The challengers also rejected the state’s suggestion that the court’s ruling in Purcell favors the state. If anything, they asserted, it’s the other way around: Reversing the en banc court’s ruling would cause more confusion because ballot collection has been standard practice for many years, and ballot-collection efforts started up within hours of the en banc Ninth Circuit’s ruling. And allowing that ruling to stay in effect would not change election procedures, particularly when election administrators have said that they do not intend to enforce the law.
Kennedy could have acted on the state’s request himself, but instead he opted to refer it to the full court. Shortly after 11 a.m. this morning, the court granted the state’s request, in a brief two-sentence order. The Ninth Circuit’s injunction, the court indicated, “is stayed pending final disposition of” the appeal in that court – which as a practical matter means that the ballot-harvesting bar will be in effect for Tuesday’s election. There were no noted dissents from the court’s order, so there is no way to know which justices voted for the stay.
Rick hasen at Election Law Blog adds, Breaking: Supreme Court Halts AZ “Ballot Harvesting,” With No Noted Dissents:
So Arizona went to Justice Kennedy, Justice Kennedy had Bush v. Gore-timing for expedited briefing, referred it to the whole court, and the entire court, without noted dissent, stayed the injunction issued by the Ninth Circuit which temporarily blocked the law banning ballot harvesting.
I think this is a reflection of the Purcell Principle in action—you really cannot make last minute changes to the election rules before this Supreme Court. The Justices seem to agree. Plus, how would it have looked for a Supreme Court dividing 4-4 on the eve of the election when the Court itself is one of the main issues.
More from Chris Geidner on the Purcell Principle. The Supreme Court Basically Told Judges To Stop Messing With Voting Laws Before The Election:
The Supreme Court made clear that it was making no ruling on whether the law against so-called “ballot harvesting” ultimately should be upheld (the 9th Circuit is due to hold arguments over the law in January). Saturday’s order was only on the preliminary injunction of the law that had been issued Friday by the appeals court.
The order also is not about stopping potential election day challenges relating to polling places or voting hours — calls on the field during the game, to analogize. It is focused on stopping challenges to the underlying rules of the game after the game — i.e., voting — has already begun in earnest in many states across the nation.

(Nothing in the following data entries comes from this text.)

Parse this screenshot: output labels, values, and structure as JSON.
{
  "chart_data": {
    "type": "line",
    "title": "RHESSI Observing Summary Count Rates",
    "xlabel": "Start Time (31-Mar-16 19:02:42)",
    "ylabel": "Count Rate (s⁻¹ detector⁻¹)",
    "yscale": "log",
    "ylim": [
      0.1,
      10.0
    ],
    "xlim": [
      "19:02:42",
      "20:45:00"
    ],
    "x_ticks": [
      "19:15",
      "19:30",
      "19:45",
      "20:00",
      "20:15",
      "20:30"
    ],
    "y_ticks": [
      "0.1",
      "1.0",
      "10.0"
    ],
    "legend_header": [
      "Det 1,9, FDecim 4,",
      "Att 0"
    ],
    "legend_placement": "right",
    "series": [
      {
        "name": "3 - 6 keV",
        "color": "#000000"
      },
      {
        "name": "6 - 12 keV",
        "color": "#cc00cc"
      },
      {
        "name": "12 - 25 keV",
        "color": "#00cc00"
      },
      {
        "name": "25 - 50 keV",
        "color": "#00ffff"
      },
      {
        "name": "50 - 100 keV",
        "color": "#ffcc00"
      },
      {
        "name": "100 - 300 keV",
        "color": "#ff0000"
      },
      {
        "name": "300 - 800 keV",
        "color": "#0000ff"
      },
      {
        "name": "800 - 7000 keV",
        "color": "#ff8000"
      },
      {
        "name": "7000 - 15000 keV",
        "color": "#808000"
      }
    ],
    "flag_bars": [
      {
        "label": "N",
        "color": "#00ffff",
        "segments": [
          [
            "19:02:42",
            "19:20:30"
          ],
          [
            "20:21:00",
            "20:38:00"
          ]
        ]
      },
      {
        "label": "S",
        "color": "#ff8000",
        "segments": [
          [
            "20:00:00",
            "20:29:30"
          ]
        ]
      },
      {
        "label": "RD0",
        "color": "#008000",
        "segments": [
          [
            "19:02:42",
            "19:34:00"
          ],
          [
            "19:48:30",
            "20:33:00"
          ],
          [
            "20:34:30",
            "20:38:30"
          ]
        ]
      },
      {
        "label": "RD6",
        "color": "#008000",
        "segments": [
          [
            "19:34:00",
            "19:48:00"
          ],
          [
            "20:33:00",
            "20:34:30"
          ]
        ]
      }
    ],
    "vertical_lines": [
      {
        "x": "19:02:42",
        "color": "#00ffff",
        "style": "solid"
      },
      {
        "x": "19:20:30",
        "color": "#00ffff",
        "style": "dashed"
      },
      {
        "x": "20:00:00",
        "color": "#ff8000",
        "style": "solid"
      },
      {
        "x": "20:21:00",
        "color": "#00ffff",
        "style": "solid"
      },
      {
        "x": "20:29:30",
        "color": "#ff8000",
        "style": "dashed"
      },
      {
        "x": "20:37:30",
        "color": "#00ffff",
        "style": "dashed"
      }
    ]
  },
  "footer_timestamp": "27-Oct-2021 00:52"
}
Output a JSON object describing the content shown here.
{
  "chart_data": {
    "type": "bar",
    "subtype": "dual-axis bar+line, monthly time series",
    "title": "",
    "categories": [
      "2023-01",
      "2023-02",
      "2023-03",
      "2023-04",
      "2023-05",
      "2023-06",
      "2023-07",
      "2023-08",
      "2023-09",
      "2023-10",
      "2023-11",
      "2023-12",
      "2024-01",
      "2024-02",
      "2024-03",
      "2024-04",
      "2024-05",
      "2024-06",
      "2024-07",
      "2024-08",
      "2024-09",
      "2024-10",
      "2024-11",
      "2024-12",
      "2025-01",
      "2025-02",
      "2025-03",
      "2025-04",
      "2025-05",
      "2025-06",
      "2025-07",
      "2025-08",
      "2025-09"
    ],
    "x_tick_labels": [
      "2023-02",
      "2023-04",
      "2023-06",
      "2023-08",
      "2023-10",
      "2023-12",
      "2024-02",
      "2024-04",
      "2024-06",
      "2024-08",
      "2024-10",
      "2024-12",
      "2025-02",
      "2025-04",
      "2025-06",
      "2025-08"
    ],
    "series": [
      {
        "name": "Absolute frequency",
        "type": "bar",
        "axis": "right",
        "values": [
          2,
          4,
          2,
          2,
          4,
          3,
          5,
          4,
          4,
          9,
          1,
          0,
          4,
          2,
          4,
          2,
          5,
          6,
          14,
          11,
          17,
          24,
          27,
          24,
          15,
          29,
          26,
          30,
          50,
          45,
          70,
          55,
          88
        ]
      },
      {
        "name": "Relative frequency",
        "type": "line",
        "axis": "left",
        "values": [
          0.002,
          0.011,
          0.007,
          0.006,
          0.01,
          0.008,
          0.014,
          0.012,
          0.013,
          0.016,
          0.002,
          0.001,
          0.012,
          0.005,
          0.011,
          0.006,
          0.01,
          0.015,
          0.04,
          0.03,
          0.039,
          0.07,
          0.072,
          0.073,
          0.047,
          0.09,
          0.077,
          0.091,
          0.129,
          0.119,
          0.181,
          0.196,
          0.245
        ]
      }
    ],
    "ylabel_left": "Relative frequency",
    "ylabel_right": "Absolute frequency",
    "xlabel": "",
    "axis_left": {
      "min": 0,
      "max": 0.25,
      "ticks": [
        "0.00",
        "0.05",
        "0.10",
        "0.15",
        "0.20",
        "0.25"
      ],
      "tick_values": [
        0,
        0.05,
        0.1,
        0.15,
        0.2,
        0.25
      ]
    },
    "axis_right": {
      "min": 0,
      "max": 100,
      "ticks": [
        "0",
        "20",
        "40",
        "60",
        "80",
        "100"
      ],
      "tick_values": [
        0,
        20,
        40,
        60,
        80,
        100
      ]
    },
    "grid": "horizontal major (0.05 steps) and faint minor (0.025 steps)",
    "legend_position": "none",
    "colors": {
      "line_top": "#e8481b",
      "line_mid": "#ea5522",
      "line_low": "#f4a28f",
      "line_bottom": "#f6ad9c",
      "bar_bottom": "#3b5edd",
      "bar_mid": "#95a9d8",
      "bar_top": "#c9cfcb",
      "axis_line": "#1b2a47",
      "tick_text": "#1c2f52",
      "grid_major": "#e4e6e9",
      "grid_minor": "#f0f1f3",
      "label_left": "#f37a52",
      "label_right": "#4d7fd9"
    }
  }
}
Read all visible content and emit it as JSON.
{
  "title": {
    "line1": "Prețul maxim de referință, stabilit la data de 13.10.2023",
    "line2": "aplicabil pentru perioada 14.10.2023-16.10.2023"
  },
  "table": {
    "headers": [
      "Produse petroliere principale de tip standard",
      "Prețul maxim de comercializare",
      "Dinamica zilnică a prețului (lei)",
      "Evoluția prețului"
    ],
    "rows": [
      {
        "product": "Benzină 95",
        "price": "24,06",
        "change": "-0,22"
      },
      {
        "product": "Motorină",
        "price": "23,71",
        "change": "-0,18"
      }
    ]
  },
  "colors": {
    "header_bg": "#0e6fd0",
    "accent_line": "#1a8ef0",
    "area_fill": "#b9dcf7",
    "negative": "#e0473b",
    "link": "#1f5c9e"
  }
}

For election law lawyers, it is a message that the so-called “Purcell principle” — referring to an earlier Supreme Court election law case — remains in effect. The Purcell principle is, as law professor Rick Hasen explains it, “the idea that courts should not issue orders which change election rules in the period just before the election.” Such late changes in the way elections are carried out are disfavored because they risk causing confusion to voters, candidates, election law administrators, and courts.
The spirit motivating the Purcell principle became abundantly clear on Saturday after the Supreme Court issued its order, when people immediately began asking what would happen to ballots that were collected in between the 9th Circuit’s Friday order and the Supreme Court’s Saturday order, or what would happen to ballots collected after the 9th Circuit’s order but not yet submitted by the time of the Supreme Court’s order. The Arizona Secretary of State quickly attempted to stop any confusion on that point, announcing that ballots collected during the period when the law was enjoined could be submitted on Monday and will be counted.
To the larger point, though, the fact that Saturday’s Supreme Court order came with no written dissent and came so soon — within three hours — after the Democrats filed their brief supporting the 9th Circuit’s injunction made clear that, at least on this point of stopping late election law challenges, the eight justices are willing to present a united front.